Lesson 11: Taylor and Maclaurin polynomials intro

# Worked example: Maclaurin polynomial

Finding the second degree Maclaurin polynomial of 1/√(x+1).

## Want to join the conversation?

• I still confuse about the function of X in Taylor formula.
This formula uses for estimate at point A, so what is the X use for?
• a is the point where you base the approximation, but you can vary x in order to get an approximation of the function itself using the polynomial.
For example, f(a) = P(a) (because you know the value of a), but f(x) ~ P(x) (because P(x) gets you an APPROXIMATION of f(x))
• What kinds of functions are exactly the same as their taylor series and what kinds of functions are not?
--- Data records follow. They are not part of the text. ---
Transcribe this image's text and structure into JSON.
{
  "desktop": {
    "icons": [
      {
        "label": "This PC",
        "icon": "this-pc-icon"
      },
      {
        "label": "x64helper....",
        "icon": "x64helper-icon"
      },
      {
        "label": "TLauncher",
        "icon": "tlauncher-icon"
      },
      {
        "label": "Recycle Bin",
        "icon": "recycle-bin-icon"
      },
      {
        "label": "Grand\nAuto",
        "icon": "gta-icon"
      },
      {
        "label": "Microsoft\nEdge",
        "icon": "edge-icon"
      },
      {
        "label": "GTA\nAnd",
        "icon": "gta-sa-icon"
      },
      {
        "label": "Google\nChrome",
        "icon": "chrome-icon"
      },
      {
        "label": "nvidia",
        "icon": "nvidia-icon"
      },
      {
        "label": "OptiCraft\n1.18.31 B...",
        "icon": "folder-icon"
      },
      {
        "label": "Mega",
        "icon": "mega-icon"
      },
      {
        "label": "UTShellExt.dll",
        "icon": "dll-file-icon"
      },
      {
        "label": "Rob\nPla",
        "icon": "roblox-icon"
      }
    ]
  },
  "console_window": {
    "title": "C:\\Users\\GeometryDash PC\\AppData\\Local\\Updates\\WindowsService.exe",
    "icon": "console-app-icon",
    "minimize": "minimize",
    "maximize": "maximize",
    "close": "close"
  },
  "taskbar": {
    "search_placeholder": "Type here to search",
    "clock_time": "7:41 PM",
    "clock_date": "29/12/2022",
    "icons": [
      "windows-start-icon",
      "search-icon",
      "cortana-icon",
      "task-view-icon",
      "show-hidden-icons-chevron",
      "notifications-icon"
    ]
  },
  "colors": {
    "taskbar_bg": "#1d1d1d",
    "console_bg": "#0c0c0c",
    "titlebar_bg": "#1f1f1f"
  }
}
In other words, what are the conditions for a function to equal its taylor infinite sum?
• Greetings!

If we could take the Taylor Series to an infinite number of terms, it would be exactly equal to the original function.

Since we aren't able to get an infinite number of terms, it is only an increasingly better approximation.

I hope this helps!
• Why would one want to approximate the function with a polynomial at a specific x if you could just fill in x in the original function?
• If you don't have the original function, and are, instead, using a graph, then a polynomial would be necessary. (Am I understanding your question right?)
(1 vote)
• When writing out the Taylor/Maclaurin series, what is the purpose of dividing each term by a factorial? How does that make the polynomial a better approximation as opposed to not dividing by the factorial? He probably answered this in the intro videos but I may have missed it or simply didn't understand.
• It comes from the fact that you differentiate several times to get eg the second or third derivative. If you know the value you want eg. the third derivative to have, you need to work out what original term would give you that value when differentiated 3 times.
Say you know at the point you are centering you the third derivative is a, then the original coefficient for the term in the polynomial to give that would be a/(3*2*1). Try for a Maclaurin series: a/(3*2*1) * x^3.
differentiate once: a/(2 * 1) * x^2
differentiate second time: ax
differentiate third time: a
• we take the principle root for f(0), because the function is defined for positive root , isnt it ?
• How can you find `limit` to 0 and to positive infinity using Taylor's polynomial formula?
like: `lim(x->0)` of [ `(a^x-6)/(x^3)`] ?
• Limit to 0 can be found by replacing functions with their Taylor polynomials to high enough degree to evaluate directly plugging in x=0. So (cos(x)-1) / x^2 would be approximated by (-x^2/2 +x^4/4! -...) / x^2 = - 1/2 + x^2-stuff = -1/2 as x->0.
(1 vote)
• what is [1-(-1)^n] as n goes to infinity
(1 vote)
• It doesn't converge, it oscillates between 2 and 0.
• Does it make sense to have a Taylor polynomial for a function at it's vertical asymptote line?
For Example: A Maclaurin polynomial for f(x)=1/x
(1 vote)
• No, the Taylor series is a series of successive polynomial approximations at a point. You can't approximate a function at point where it doesn't exist.